In addition to his work for the Credit Bank of Moscow, Owens is a senior director at the law firm GreenbergTraurig where his areas of focus include public policy, energy and Russia. His bio at the firm says he “has been actively involved in the Soviet Union and Russia since the 1980s.”
Credit Bank of Moscow is “not in any way financing the Ukraine invasion,” Owens said.
Owens said he was disappointed by President Joe Biden’s “relatively mild sanctions” against Russia after the invasion, “though I understand he was apparently constrained by some of our allies.”
“Ukraine is a free and independent nation which was brutally attacked in an unprovoked way by Russia,” Owens said. “I believe the U.S. and our allies should stand for Ukraine, as they stand for us all.”
The Biden administration has issued sanctions against state-owned banks and financial institutions in Russia, including Sberbank, VTB Bank, Bank Otkritie, Sovcombank OJSC and Novikombank.
Credit Bank of Moscow is among “13 of the most critical major Russian enterprises and entities” slapped by the White House with new debt and equity restrictions.
Meanwhile, the Public Employees’ Retirement Association, Colorado’s public pension system, is preparing to divest as much as $8 million from Russian banks and companies, including Sberbank, OGK-2, Gazprom, Mosenergo and Rosneft Oil.
Sberbank is the only Russian bank or company that PERA is invested in that is currently on the sanctions list. PERA has until May 25 to divest from Sberbank.

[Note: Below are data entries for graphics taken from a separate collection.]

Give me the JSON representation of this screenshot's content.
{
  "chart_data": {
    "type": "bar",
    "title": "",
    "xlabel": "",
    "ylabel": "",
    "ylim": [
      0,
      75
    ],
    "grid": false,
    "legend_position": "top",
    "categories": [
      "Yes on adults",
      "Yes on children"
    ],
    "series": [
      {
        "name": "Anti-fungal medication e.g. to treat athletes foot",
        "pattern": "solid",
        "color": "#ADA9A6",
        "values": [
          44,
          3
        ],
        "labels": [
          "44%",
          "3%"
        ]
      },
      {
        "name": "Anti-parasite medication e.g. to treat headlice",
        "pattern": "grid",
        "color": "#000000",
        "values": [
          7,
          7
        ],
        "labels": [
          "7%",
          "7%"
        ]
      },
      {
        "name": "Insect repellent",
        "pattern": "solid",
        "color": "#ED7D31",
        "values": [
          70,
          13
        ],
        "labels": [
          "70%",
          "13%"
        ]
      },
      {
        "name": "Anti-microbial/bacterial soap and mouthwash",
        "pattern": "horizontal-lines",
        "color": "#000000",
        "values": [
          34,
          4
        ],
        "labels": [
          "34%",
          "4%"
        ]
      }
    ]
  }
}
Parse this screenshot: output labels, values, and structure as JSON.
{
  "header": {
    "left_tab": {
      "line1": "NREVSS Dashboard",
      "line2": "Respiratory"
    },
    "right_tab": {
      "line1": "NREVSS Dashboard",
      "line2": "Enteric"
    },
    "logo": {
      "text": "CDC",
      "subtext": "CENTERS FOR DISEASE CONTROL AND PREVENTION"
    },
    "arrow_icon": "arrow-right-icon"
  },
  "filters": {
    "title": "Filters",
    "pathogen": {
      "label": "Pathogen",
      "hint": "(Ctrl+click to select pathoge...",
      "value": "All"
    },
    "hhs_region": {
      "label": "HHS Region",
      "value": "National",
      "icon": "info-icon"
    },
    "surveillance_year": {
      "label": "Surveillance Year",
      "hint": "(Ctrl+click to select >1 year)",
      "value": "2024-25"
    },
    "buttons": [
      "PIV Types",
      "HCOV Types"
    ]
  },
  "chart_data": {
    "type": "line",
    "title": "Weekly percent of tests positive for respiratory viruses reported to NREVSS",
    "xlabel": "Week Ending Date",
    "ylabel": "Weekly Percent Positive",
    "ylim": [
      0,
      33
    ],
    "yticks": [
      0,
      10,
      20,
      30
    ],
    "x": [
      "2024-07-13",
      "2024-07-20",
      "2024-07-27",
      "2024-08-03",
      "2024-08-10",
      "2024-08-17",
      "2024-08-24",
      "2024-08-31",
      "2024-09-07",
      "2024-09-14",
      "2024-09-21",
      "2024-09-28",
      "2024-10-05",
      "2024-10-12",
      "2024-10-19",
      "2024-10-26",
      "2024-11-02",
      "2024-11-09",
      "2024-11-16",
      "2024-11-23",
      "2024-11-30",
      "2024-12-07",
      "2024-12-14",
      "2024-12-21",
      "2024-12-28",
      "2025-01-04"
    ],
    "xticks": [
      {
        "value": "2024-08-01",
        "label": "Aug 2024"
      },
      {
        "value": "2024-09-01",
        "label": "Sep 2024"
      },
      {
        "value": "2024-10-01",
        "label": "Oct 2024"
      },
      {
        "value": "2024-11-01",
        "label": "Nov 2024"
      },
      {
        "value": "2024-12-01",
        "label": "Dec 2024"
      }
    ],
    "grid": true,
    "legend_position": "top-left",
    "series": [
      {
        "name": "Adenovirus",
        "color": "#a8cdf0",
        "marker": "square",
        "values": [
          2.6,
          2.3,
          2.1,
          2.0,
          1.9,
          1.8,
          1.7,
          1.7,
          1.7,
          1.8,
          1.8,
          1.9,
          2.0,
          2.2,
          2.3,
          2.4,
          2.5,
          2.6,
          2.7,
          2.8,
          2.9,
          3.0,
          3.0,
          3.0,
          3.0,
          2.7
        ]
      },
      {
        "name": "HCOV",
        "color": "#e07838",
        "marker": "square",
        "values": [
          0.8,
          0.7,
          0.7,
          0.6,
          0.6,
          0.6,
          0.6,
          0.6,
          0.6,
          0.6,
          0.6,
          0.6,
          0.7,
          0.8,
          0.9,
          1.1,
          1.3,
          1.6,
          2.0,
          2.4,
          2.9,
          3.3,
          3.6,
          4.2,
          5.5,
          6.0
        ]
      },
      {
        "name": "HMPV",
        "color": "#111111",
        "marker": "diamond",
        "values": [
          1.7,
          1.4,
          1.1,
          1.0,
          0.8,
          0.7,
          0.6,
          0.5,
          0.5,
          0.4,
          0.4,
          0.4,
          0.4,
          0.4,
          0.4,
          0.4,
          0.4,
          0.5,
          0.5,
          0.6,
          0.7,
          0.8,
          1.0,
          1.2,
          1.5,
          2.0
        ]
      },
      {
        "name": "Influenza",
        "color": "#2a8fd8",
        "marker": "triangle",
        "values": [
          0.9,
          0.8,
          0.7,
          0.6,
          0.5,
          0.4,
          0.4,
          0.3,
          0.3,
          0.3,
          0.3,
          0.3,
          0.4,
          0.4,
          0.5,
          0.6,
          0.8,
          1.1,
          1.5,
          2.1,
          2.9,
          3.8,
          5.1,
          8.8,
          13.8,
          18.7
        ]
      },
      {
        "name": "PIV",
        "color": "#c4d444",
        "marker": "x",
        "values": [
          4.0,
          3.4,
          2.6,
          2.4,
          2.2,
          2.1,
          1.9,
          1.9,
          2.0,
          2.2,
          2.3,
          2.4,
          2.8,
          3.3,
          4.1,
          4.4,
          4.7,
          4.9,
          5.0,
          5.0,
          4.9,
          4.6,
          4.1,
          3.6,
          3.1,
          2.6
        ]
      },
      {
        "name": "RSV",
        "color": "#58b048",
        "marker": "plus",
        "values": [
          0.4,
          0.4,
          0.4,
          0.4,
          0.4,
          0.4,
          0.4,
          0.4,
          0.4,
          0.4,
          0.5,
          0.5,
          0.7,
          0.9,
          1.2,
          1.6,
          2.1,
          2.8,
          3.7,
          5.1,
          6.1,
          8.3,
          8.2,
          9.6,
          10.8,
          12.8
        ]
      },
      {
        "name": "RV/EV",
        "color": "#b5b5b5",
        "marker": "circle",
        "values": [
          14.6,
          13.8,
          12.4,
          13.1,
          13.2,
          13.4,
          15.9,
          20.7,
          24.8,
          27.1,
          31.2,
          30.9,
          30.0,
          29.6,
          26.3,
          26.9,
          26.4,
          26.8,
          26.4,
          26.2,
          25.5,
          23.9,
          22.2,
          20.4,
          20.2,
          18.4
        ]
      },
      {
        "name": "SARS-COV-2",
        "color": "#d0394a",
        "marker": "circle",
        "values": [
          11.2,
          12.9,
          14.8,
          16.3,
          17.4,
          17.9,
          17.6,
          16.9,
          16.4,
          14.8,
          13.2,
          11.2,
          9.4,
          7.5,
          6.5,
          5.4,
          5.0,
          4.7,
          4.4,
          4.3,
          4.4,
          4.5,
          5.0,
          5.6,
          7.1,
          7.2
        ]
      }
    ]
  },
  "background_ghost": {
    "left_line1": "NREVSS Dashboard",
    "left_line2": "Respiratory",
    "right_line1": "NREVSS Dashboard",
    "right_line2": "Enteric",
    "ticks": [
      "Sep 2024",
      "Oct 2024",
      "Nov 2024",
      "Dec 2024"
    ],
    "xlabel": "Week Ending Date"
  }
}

The Denver Post, which was first to report PERA’s divestment intentions, said PERA has $7.2 million invested in Sberbank.
The $8 million is just a fraction of PERA’s $61 billion portfolio.
Patrick von Keyserling, a spokesman for PERA, said the pension system is moving to divest the money after Gov. Jared Polis made a request Thursday to the PERA board “that is consistent with what has been included in the federal mandates pertaining to sanctions on Russian-owned assets.”
“U.S. sanctions remain fluid and include a combination of freezing assets, divesting of assets and not investing additional funds in Russian assets,” von Keyserling said in a written statement. “PERA is reviewing and preparing to implement the federal mandates within the required time specifications.”